Alfonse D'Amato

Congress: Stop fiddling while American taxpayers get burned

Posted

Let’s imagine our house on fire. What’s the first thing we’d want to do? Put it out! Try to save it to be repaired and reoccupied. But too often these days, when our Washington politicians see a fire, they throw gas on it, hoping to start new with their own plan for a dream house. That goes for both political parties, and their arson better stop soon, before the smoldering problems we face become an inferno.
Let’s start with health care. Democrats built a firetrap with their so-called Affordable Care Act. They wired it with so many faulty, convoluted provisions that it now threatens to engulf the entire health insurance system. If health care isn’t fixed now, insurance premiums will continue to soar, and insurance will be harder, if not impossible, to get in many parts of the country.
But what do they do in D.C.? The president and Republican Congressional leaders cling to a repeal-and-replace-Obamacare strategy without enough support even in their own party to get either done. When a few GOP senators express misgivings about the White House’s slash-and-burn strategy, they’re treated like the enemy. Interior Secretary Ryan Zinke, apparently at the White House’s bidding, called Alaska Sen. Lisa Murkowski — whose state is particularly affected by his department — and threatened her with unspecified punishment if she didn’t toe the party line.
I spent enough time in Washington to know that making this kind of threat against a senator is about the dumbest thing you can do. Murkowski happens to be the chairwoman of the Senate committee that oversees Interior.

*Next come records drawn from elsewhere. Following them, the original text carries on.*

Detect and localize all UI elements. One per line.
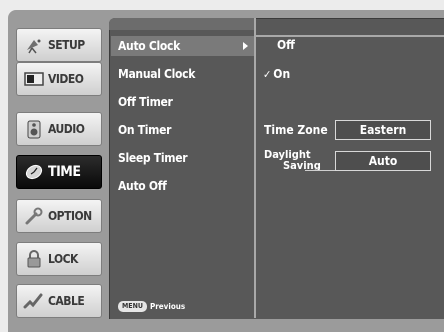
menu-item-label: Auto Off <box>118 179 167 193</box>
wrench-icon <box>23 206 45 226</box>
speaker-icon <box>23 119 45 139</box>
tab-cable[interactable]: CABLE <box>16 284 102 318</box>
tab-label: SETUP <box>48 38 85 52</box>
option-off[interactable]: Off <box>277 38 295 52</box>
tab-label: AUDIO <box>48 122 85 136</box>
menu-item-sleep-timer[interactable]: Sleep Timer <box>111 148 254 168</box>
menu-key-badge[interactable]: MENU <box>118 301 147 312</box>
tab-video[interactable]: VIDEO <box>16 62 102 96</box>
menu-item-auto-clock[interactable]: Auto Clock <box>111 36 254 56</box>
cable-plug-icon <box>23 291 45 311</box>
tab-label: VIDEO <box>48 72 84 86</box>
menu-item-on-timer[interactable]: On Timer <box>111 120 254 140</box>
option-off-label: Off <box>277 38 295 52</box>
option-on[interactable]: ✓ On <box>263 67 290 81</box>
menu-item-label: Manual Clock <box>118 67 196 81</box>
tab-time[interactable]: TIME <box>16 155 102 189</box>
footer-hint: MENU Previous <box>118 301 185 312</box>
tab-setup[interactable]: SETUP <box>16 28 102 62</box>
menu-item-label: On Timer <box>118 123 172 137</box>
option-on-label: On <box>273 67 291 81</box>
tab-label: CABLE <box>48 294 85 308</box>
tab-label: OPTION <box>48 209 92 223</box>
daylight-saving-field[interactable]: Auto <box>335 151 431 171</box>
checkmark-icon: ✓ <box>263 68 272 81</box>
panel-header-strip <box>109 18 254 30</box>
column-divider <box>254 18 256 318</box>
tab-option[interactable]: OPTION <box>16 199 102 233</box>
clock-icon <box>23 162 45 182</box>
daylight-underline <box>305 170 335 171</box>
tv-screen-icon <box>23 69 45 89</box>
tab-audio[interactable]: AUDIO <box>16 112 102 146</box>
menu-item-auto-off[interactable]: Auto Off <box>111 176 254 196</box>
tab-label: TIME <box>48 164 81 180</box>
menu-item-manual-clock[interactable]: Manual Clock <box>111 64 254 84</box>
time-zone-field[interactable]: Eastern <box>335 120 431 140</box>
menu-item-off-timer[interactable]: Off Timer <box>111 92 254 112</box>
time-zone-label: Time Zone <box>264 123 328 137</box>
tab-lock[interactable]: LOCK <box>16 242 102 276</box>
tab-label: LOCK <box>48 252 78 266</box>
footer-previous-text: Previous <box>149 302 186 311</box>
option-header-divider <box>256 35 444 37</box>
menu-item-label: Sleep Timer <box>118 151 188 165</box>
satellite-dish-icon <box>23 35 45 55</box>
submenu-arrow-icon <box>243 42 248 50</box>
menu-item-label: Auto Clock <box>118 39 180 53</box>
menu-item-label: Off Timer <box>118 95 173 109</box>
padlock-icon <box>23 249 45 269</box>
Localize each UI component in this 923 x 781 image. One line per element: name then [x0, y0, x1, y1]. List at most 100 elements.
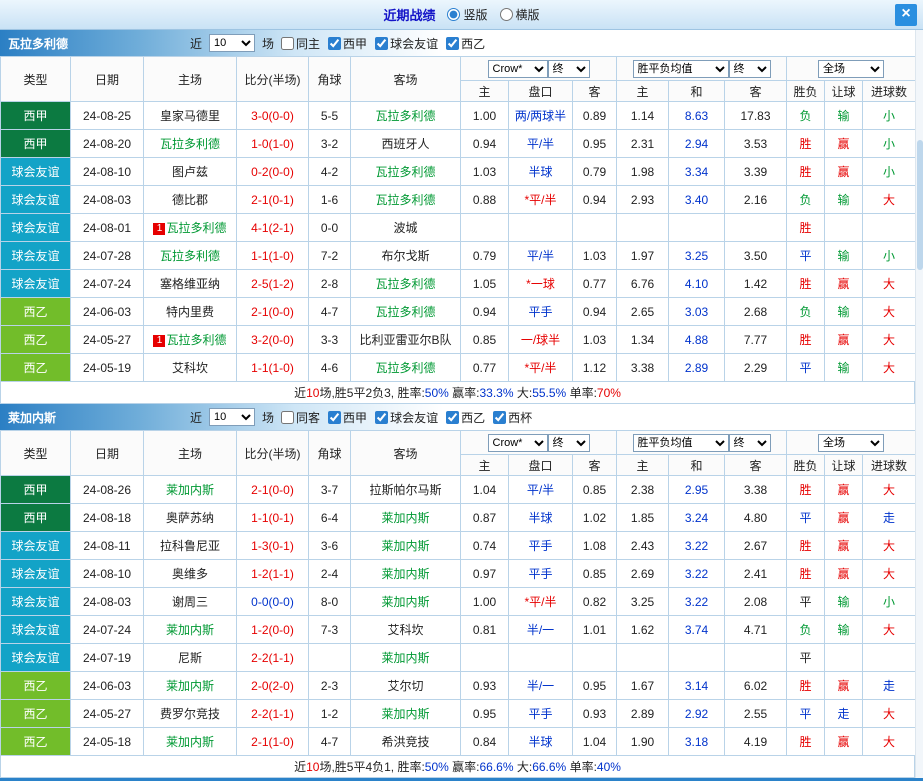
mean-type-select[interactable]: 胜平负均值 — [632, 433, 729, 452]
summary-segment: 单率: — [566, 386, 597, 400]
team-label: 艾尔切 — [387, 679, 424, 693]
filter-checkbox[interactable]: 西杯 — [493, 409, 532, 426]
layout-radio-horizontal[interactable]: 横版 — [499, 6, 540, 23]
checkbox-input[interactable] — [446, 410, 460, 424]
match-row: 西甲 24-08-18 奥萨苏纳 1-1(0-1) 6-4 莱加内斯 0.87 半球 1.02 1… — [0, 503, 917, 532]
odds-source-cell: Crow* 终 — [459, 56, 618, 81]
handicap-result-cell: 输 — [824, 615, 864, 644]
layout-radio-vertical[interactable]: 竖版 — [447, 6, 488, 23]
scrollbar-thumb[interactable] — [917, 140, 923, 270]
near-count-select[interactable]: 10 — [209, 408, 256, 426]
mean-draw: 3.14 — [668, 671, 726, 700]
result-cell: 负 — [786, 101, 826, 130]
league-type-badge: 球会友谊 — [0, 559, 71, 588]
result-cell: 平 — [786, 503, 826, 532]
match-score: 2-0(2-0) — [236, 671, 309, 700]
header-row-top: 类型 日期 主场 比分(半场) 角球 客场 Crow* 终 胜平负均值终 全场 — [0, 430, 917, 476]
checkbox-input[interactable] — [375, 36, 389, 50]
checkbox-input[interactable] — [446, 36, 460, 50]
team-section: 莱加内斯 近 10 场 同客 西甲 球会友谊 西乙 西杯 类型 日期 主场 比分… — [0, 404, 923, 778]
match-row: 西乙 24-05-18 莱加内斯 2-1(1-0) 4-7 希洪竞技 0.84 半球 1.04 1… — [0, 727, 917, 756]
match-score: 0-0(0-0) — [236, 587, 309, 616]
handicap-result-cell: 赢 — [824, 671, 864, 700]
filter-checkbox[interactable]: 西乙 — [446, 35, 485, 52]
col-type: 类型 — [0, 56, 71, 102]
mean-draw: 3.18 — [668, 727, 726, 756]
odds-home: 1.03 — [460, 157, 509, 186]
mean-away: 2.16 — [724, 185, 788, 214]
mean-draw: 3.34 — [668, 157, 726, 186]
mean-away: 2.67 — [724, 531, 788, 560]
bookmaker-select[interactable]: Crow* — [487, 433, 548, 452]
col-corner: 角球 — [308, 430, 351, 476]
checkbox-input[interactable] — [328, 36, 342, 50]
checkbox-label: 西乙 — [461, 410, 486, 425]
handicap-result-cell: 输 — [824, 353, 864, 382]
match-row: 球会友谊 24-08-03 德比郡 2-1(0-1) 1-6 瓦拉多利德 0.88 *平/半 0… — [0, 185, 917, 214]
filter-bar: 近 10 场 同客 西甲 球会友谊 西乙 西杯 — [190, 408, 532, 426]
checkbox-label: 西甲 — [343, 410, 368, 425]
league-type-badge: 球会友谊 — [0, 157, 71, 186]
period-select[interactable]: 全场 — [818, 433, 885, 452]
filter-checkbox[interactable]: 西甲 — [328, 409, 367, 426]
checkbox-input[interactable] — [281, 36, 295, 50]
radio-vertical-input[interactable] — [447, 8, 461, 21]
goals-result-cell: 大 — [862, 185, 917, 214]
home-team-cell: 1 瓦拉多利德 — [143, 213, 237, 242]
goals-result-cell: 大 — [862, 325, 917, 354]
team-label: 希洪竞技 — [381, 735, 430, 749]
checkbox-input[interactable] — [375, 410, 389, 424]
checkbox-input[interactable] — [328, 410, 342, 424]
checkbox-label: 球会友谊 — [390, 36, 439, 51]
filter-checkbox[interactable]: 球会友谊 — [375, 35, 438, 52]
scrollbar-track[interactable] — [915, 30, 923, 778]
match-date: 24-08-18 — [70, 503, 144, 532]
mean-home: 2.43 — [616, 531, 670, 560]
near-count-select[interactable]: 10 — [209, 34, 256, 52]
filter-checkbox[interactable]: 同主 — [281, 35, 320, 52]
mean-away: 1.42 — [724, 269, 788, 298]
mean-type-select[interactable]: 胜平负均值 — [632, 59, 729, 78]
league-type-badge: 球会友谊 — [0, 615, 71, 644]
filter-checkbox[interactable]: 西乙 — [446, 409, 485, 426]
col-mean-home: 主 — [616, 454, 670, 476]
close-button[interactable]: × — [895, 4, 917, 26]
home-team-cell: 1 瓦拉多利德 — [143, 325, 237, 354]
summary-segment: 大: — [513, 760, 533, 774]
odds-source-cell: Crow* 终 — [459, 430, 618, 455]
league-type-badge: 西乙 — [0, 699, 71, 728]
odds-handicap: 半球 — [508, 157, 573, 186]
odds-handicap — [508, 213, 573, 242]
checkbox-input[interactable] — [281, 410, 295, 424]
radio-horizontal-input[interactable] — [499, 8, 513, 21]
section-header-bar: 瓦拉多利德 近 10 场 同主 西甲 球会友谊 西乙 — [0, 30, 923, 56]
match-row: 西乙 24-05-27 费罗尔竞技 2-2(1-1) 1-2 莱加内斯 0.95 平手 0.93… — [0, 699, 917, 728]
odds-away: 0.77 — [571, 269, 618, 298]
period-cell: 全场 — [786, 56, 917, 81]
mean-away: 7.77 — [724, 325, 788, 354]
league-type-badge: 西乙 — [0, 353, 71, 382]
summary-segment: 赢率: — [448, 386, 480, 400]
away-team-cell: 艾科坎 — [350, 615, 461, 644]
team-label: 瓦拉多利德 — [375, 165, 436, 179]
checkbox-input[interactable] — [493, 410, 507, 424]
odds-handicap: 平手 — [508, 699, 573, 728]
page-title: 近期战绩 — [383, 8, 436, 23]
handicap-result-cell: 赢 — [824, 531, 864, 560]
filter-checkbox[interactable]: 球会友谊 — [375, 409, 438, 426]
goals-result-cell: 走 — [862, 671, 917, 700]
odds-final-select[interactable]: 终 — [547, 59, 590, 78]
period-select[interactable]: 全场 — [818, 59, 885, 78]
mean-final-select[interactable]: 终 — [728, 59, 771, 78]
summary-segment: 66.6% — [479, 760, 514, 774]
table-header: 类型 日期 主场 比分(半场) 角球 客场 Crow* 终 胜平负均值终 全场 主… — [0, 56, 917, 102]
goals-result-cell: 小 — [862, 157, 917, 186]
filter-checkbox[interactable]: 西甲 — [328, 35, 367, 52]
mean-home: 1.14 — [616, 101, 670, 130]
mean-final-select[interactable]: 终 — [728, 433, 771, 452]
away-team-cell: 瓦拉多利德 — [350, 157, 461, 186]
odds-final-select[interactable]: 终 — [547, 433, 590, 452]
match-row: 球会友谊 24-07-24 塞格维亚纳 2-5(1-2) 2-8 瓦拉多利德 1.05 *一球… — [0, 269, 917, 298]
bookmaker-select[interactable]: Crow* — [487, 59, 548, 78]
filter-checkbox[interactable]: 同客 — [281, 409, 320, 426]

Threatening her is not only going to fail, it’s going to hurt.
But wait, it gets worse: Now that ACA repeal-and-replace is dead, the administration is threatening to drastically reduce the federal “subsidies” that help stabilize health care premiums. But if that’s done, it turns out that federal “tax credits” would kick in that would cost $2 billion more than leaving the subsidies in place. That’s how complicated our health care system is. Tinker with one part of it and another part explodes.

Democrats in Congress, of course, seem hell bent on making the system worse, even more costly and unwieldy. They resist any serious effort to try new ideas like health savings accounts or allowing insurance to be bought across state lines. They fight reasonable efforts to contain future cost increases, and instead talk about a utopian Berniecare “single payer” system that independent analysts predict would add trillions of dollars to the national debt. Their solution to our house on fire? Let it burn down, and build a bigger one we can’t afford.
Fortunately, there now seems to be a ray of hope. Sen. Lamar Alexander, chairman of the Senate Health Committee, is pulling together a bipartisan coalition to fix the health care system. He’ll get it done the right way, with hearings and input from his colleagues and health care experts. And in the House, Rep. Tom Reed of New York has assembled a Problem Solvers Caucus that’s reaching across the political aisle.
Still, the house-on-fire analogy extends to other pressing national issues. In just a few weeks, the federal government will run out of money to pay for programs Congress has voted for and the country has already bought. Defaulting on the payments for the national debt would affect everything from Social Security checks to supplies for our soldiers.
But some fringe elements on the GOP side say that unless they get their way on reducing federal spending, they’re OK with a default. Never mind that not paying bills could trigger a collapse of the country’s creditworthiness, as anyone who’s missed a house or car payment or two can appreciate.
And on the Democratic fringe, big spenders adamantly resist any suggestion to curb federal spending. Their solution: Take from the rich! Spend more on the rest! Sure, that worked great in Cuba and Venezuela.
All this infighting has left the government without a budget and staring over a debt cliff. Failing to address these financial challenges could lead to a spiral in which the markets plummet and the country slips into a recession deeper than the last, very painful one.
We all should agree that the nation’s problems need addressing: The immigration system is broken, and we need to protect our borders and stem the flow of foreign job-seekers who drive wages down for American workers. Our infrastructure is crumbling, and needs to be fixed by bringing back tax dollars stranded overseas by a corporate tax code that encourages offshore shelters. The international trade system is skewed against American companies and workers, and should be tilted back toward a fairer deal for our country. But these problems won’t be tackled unless our leaders put aside politics for the greater good of the people.
The real test of our democracy over the next few years won’t come from Russia, China or North Korea. It will come from us. The only thing we have to fear is . . . ourselves. Will we, as a nation, get down to work and solve our problems? Only if we all truly put America first.